SmolVLA is a compact (450M) open-source Vision-Language-Action model for robotics. Trained on community data, it runs on consumer hardware & outperforms larger models. Released with code & recipes.
Hi everyone!
I think there are a few really important ingredients for bringing AI agents into the physical world. First, they need to be able to interact with real environments. Second, due to the limits of on-robot hardware, the models need to be lightweight and efficient. And third, for the good of the community and wider adoption, these foundational models should ideally be open-source.
SmolVLA is an exciting new release because it squarely addresses these points. It's a compact (450M) Vision-Language-Action (VLA) model that runs on consumer-grade hardware, is fully open-source, and was trained entirely on open, community-contributed robotics datasets from the LeRobot project.
Despite its small size, SmolVLA outperforms much larger VLAs on both simulation and real-world tasks. The team has also implemented things like asynchronous inference to make it even more responsive. This is a fantastic contribution for making capable, real-world robotics research more accessible to everyone.
SmolVLA is a great example of efficient design meeting real-world usability — compact, open-source, and high-performing. Love that it’s accessible to the broader robotics community right out of the box.

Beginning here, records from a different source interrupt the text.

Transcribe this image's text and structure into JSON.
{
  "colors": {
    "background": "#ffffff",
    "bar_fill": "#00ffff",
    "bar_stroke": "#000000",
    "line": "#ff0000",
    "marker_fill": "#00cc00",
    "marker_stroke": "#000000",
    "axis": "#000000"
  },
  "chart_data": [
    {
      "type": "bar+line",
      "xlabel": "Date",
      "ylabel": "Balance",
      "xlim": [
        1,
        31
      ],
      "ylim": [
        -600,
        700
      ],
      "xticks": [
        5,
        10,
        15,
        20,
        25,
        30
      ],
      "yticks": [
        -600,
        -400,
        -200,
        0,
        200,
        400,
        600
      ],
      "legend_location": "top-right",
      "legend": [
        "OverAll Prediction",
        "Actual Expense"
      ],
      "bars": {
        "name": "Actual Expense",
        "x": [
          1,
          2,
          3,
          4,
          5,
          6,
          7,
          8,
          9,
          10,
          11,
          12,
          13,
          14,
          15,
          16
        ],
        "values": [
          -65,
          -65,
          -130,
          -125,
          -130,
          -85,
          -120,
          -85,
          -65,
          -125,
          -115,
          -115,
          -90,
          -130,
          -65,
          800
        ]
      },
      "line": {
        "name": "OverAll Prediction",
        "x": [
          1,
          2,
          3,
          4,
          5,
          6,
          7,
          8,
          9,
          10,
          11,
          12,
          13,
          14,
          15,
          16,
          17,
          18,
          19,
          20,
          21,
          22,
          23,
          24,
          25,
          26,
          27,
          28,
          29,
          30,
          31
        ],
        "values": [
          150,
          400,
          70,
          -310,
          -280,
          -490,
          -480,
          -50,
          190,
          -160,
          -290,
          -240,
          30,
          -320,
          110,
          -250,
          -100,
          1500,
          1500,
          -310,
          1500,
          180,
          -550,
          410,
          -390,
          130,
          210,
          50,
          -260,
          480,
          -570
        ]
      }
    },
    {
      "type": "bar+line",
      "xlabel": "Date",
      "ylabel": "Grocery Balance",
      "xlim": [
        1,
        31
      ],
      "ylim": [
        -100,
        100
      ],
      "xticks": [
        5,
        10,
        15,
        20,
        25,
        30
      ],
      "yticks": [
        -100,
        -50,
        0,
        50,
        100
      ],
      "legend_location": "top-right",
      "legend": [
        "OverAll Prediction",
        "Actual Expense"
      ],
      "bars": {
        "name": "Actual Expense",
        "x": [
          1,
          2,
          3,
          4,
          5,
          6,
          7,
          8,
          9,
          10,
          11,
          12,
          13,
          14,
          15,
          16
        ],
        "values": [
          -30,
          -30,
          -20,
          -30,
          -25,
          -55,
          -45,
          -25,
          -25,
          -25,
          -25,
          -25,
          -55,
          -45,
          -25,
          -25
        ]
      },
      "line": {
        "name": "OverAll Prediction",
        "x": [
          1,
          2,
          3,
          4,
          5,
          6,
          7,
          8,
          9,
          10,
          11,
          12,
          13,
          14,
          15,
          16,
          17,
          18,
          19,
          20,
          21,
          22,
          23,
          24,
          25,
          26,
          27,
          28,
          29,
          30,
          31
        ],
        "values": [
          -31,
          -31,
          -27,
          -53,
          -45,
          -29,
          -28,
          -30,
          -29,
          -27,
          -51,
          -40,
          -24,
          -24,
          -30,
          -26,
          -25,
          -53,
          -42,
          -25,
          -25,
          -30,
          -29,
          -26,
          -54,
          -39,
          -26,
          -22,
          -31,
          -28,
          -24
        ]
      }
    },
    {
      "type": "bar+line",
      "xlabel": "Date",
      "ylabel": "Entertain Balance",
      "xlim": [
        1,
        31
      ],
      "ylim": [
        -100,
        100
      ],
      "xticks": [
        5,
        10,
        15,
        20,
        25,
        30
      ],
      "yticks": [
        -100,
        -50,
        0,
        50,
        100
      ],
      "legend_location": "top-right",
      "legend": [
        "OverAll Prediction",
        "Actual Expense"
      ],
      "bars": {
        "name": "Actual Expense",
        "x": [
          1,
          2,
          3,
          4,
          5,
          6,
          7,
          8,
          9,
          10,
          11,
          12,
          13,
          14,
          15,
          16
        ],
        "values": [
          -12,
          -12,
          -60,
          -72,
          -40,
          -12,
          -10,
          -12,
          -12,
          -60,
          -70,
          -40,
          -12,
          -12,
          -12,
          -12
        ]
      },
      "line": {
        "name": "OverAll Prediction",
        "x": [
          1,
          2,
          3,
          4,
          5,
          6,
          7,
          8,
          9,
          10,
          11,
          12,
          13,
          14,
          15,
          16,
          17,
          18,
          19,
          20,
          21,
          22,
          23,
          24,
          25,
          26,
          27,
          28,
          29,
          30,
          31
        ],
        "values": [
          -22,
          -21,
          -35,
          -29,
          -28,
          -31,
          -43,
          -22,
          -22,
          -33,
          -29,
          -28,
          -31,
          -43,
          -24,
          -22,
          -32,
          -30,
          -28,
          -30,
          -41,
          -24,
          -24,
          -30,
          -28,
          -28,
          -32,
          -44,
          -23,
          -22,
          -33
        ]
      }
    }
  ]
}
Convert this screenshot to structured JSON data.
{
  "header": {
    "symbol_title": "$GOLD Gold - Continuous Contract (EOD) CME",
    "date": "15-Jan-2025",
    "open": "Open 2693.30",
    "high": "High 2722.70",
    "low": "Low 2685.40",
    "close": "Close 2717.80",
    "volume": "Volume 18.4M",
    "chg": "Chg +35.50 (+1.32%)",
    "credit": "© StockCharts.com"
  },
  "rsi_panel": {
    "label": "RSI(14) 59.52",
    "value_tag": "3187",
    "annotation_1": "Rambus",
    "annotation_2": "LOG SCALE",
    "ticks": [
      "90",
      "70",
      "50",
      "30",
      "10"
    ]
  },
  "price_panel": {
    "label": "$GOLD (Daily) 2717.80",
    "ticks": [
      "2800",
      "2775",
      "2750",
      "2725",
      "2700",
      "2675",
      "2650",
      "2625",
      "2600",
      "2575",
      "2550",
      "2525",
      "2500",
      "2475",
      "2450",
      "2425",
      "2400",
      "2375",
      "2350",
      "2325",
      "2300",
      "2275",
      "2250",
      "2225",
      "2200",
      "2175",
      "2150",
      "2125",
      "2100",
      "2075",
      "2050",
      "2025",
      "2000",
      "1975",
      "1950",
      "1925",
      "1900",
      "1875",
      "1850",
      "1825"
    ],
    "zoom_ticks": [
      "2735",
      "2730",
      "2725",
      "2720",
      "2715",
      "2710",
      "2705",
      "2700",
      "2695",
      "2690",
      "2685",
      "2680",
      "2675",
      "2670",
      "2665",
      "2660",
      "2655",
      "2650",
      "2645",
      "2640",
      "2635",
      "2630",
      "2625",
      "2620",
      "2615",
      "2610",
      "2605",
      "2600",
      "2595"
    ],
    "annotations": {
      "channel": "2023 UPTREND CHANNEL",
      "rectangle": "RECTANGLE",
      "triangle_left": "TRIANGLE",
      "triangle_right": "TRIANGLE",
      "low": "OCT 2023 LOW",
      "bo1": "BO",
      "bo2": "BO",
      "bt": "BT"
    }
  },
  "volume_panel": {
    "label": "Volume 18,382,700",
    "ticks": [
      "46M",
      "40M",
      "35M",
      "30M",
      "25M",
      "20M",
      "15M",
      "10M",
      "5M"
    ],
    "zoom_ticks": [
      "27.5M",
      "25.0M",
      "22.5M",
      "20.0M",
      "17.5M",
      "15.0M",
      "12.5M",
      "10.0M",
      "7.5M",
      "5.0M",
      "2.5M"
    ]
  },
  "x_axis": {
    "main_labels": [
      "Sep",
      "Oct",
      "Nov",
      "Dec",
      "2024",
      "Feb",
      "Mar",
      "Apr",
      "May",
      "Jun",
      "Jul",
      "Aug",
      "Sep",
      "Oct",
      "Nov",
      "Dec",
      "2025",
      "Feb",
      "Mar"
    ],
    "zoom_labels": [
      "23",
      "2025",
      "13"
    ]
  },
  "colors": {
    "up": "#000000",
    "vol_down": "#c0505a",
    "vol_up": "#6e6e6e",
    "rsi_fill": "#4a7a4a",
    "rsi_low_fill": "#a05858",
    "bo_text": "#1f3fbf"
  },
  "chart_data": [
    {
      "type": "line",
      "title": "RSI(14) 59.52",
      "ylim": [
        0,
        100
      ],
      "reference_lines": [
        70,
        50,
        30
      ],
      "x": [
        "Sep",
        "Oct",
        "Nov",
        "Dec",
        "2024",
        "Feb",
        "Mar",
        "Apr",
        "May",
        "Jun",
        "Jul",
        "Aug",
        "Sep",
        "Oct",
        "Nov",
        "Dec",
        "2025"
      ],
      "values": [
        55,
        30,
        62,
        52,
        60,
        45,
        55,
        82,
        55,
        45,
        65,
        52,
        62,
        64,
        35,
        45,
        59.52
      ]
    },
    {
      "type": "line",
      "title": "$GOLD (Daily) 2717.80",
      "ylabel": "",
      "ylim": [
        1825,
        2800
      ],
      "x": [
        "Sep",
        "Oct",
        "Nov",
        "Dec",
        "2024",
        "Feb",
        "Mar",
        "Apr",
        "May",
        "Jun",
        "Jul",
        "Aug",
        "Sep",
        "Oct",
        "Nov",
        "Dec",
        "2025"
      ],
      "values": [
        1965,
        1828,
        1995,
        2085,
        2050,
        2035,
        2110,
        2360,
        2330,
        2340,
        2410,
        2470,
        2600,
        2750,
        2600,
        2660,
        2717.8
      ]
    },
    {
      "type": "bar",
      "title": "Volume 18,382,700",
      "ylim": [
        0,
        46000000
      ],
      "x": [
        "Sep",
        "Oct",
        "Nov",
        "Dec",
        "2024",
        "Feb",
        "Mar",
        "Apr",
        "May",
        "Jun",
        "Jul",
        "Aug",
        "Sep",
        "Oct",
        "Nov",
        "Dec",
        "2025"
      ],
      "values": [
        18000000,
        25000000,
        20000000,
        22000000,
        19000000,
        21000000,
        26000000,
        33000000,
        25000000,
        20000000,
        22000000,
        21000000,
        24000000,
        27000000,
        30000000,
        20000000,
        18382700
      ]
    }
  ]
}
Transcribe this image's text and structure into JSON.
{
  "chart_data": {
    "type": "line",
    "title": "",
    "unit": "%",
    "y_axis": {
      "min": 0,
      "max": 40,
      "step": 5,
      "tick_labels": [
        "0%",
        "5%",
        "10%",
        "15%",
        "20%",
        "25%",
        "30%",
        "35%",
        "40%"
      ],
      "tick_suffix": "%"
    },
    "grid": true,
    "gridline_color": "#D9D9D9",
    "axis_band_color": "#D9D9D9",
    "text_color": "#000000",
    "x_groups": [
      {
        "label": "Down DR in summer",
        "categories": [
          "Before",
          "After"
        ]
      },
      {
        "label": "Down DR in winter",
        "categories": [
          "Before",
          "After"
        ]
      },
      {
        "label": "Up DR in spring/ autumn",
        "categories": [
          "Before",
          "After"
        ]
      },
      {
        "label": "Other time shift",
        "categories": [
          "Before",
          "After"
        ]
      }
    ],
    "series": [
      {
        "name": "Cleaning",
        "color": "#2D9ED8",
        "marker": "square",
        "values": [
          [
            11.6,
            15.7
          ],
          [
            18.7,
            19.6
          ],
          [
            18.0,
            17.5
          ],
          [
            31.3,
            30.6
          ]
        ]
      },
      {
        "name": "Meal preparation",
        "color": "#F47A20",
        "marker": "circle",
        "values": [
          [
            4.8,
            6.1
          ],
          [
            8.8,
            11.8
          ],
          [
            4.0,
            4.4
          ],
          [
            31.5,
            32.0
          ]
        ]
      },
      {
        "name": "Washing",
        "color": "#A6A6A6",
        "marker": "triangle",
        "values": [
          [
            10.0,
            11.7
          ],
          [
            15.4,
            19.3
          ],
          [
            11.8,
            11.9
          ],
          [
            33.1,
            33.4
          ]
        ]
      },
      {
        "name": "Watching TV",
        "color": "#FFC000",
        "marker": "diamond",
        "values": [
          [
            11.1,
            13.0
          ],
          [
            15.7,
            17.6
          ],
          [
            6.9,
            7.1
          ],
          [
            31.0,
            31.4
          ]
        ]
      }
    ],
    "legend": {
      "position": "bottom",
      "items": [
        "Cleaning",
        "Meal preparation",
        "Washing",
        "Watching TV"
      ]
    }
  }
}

Hugging Face is doing incredible work! Their open-source model hub—packed with thousands of pre-trained models—makes it a breeze to dive into NLP, vision, and generative AI. I love how the community and APIs make complex AI feel so accessible and fun. Huge kudos to the team for building such a welcoming ecosystem!
Love that SmolVLA was trained on open, community datasets and is itself fully open-source. Transparency and collaboration like this will really push robotics research forward.